Thirroul railway station was listed on the New South Wales State Heritage Register on 2 April 1999 having satisfied the following criteria.

The place is important in demonstrating the course, or pattern, of cultural or natural history in New South Wales.

Thirroul Railway Station is of historical significance as a railway station representing two separate periods of the construction of the Illawarra line – the initial 1887 construction and 1915 duplication of the line – and for its role as a transport hub for Thirroul since 1887. The Thirroul Platform 1 building is of historical significance as a building dating from the initial construction of the Illawarra line, altered in 1915 for duplication of the line. Thirroul railway station has historical significance for its role in the development of Thirroul as a seaside resort in the late 19th and early 20th centuries. Thirroul Railway Station is also of historical significance as a former major loco depot on the Illawarra line, evidenced by the Railway Institute building and moveable items. The railway station buildings and structures show evidence of having developed over time since 1887.

The place is important in demonstrating aesthetic characteristics and/or a high degree of creative or technical achievement in New South Wales.
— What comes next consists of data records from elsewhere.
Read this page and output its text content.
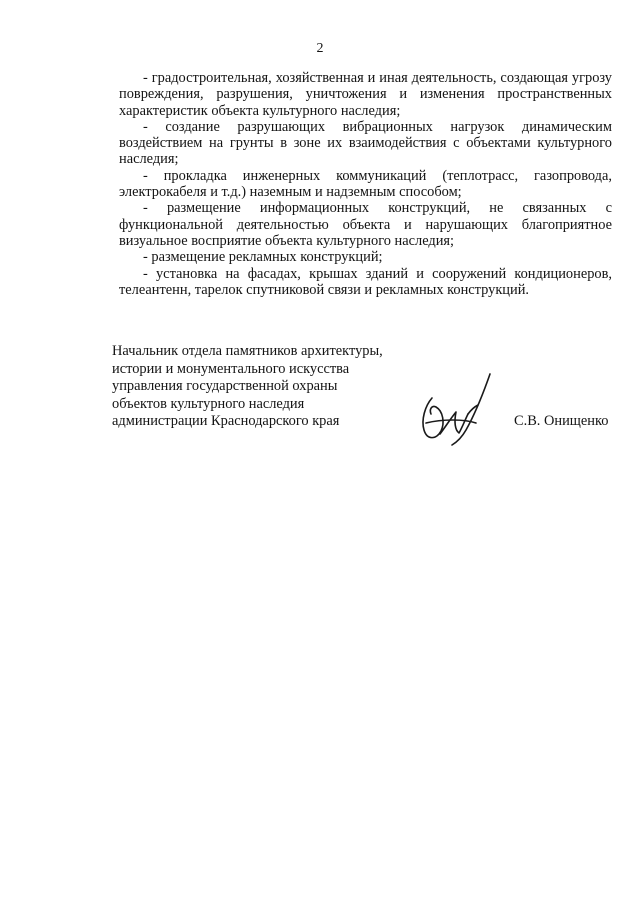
2

- градостроительная, хозяйственная и иная деятельность, создающая угрозу повреждения, разрушения, уничтожения и изменения пространственных характеристик объекта культурного наследия;

- создание разрушающих вибрационных нагрузок динамическим воздействием на грунты в зоне их взаимодействия с объектами культурного наследия;

- прокладка инженерных коммуникаций (теплотрасс, газопровода, электрокабеля и т.д.) наземным и надземным способом;

- размещение информационных конструкций, не связанных с функциональной деятельностью объекта и нарушающих благоприятное визуальное восприятие объекта культурного наследия;

- размещение рекламных конструкций;

- установка на фасадах, крышах зданий и сооружений кондиционеров, телеантенн, тарелок спутниковой связи и рекламных конструкций.

Начальник отдела памятников архитектуры,
истории и монументального искусства
управления государственной охраны
объектов культурного наследия
администрации Краснодарского края	С.В. Онищенко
The Thirroul Railway Station's 1887 platform buildings are of aesthetic significance as examples of weatherboard platform buildings, not typical of the standard design types due to major 1915 alterations for duplication of the line (including the relocation of the Platform 1 building from Scarborough). The 1921 Railway Institute building, altered in 1937, is a rare example of this type of structure.

The place has strong or special association with a particular community or cultural group in New South Wales for social, cultural or spiritual reasons.

The active use of the former railway institute building at Thirroul for the Thirroul Railway Institute Preservation Society indicates the social significance of this building.

The place possesses uncommon, rare or endangered aspects of the cultural or natural history of New South Wales.

The Thirroul Railway Institute building is rare, as there are very few extant examples in the NSW railways network, though there are other examples at Central, Cooma, and Orange. The Platform 1 building is one of only four extant weatherboard platform buildings of this type on the Illawarra line (other examples at Albion Park, Bulli and Dapto). The most intact examples of the four extant are those at Albion Park and Bulli. The Platform 2/3 building is a rare example of a weatherboard platform building, of which there are only four of this type extant on the Illawarra line (other examples at Austinmer, Oatley (altered), and Penshurst).

The place is important in demonstrating the principal characteristics of a class of cultural or natural places/environments in New South Wales.

The platform buildings are representative examples of 1887 weatherboard platform buildings of their types, though with 1915 alterations.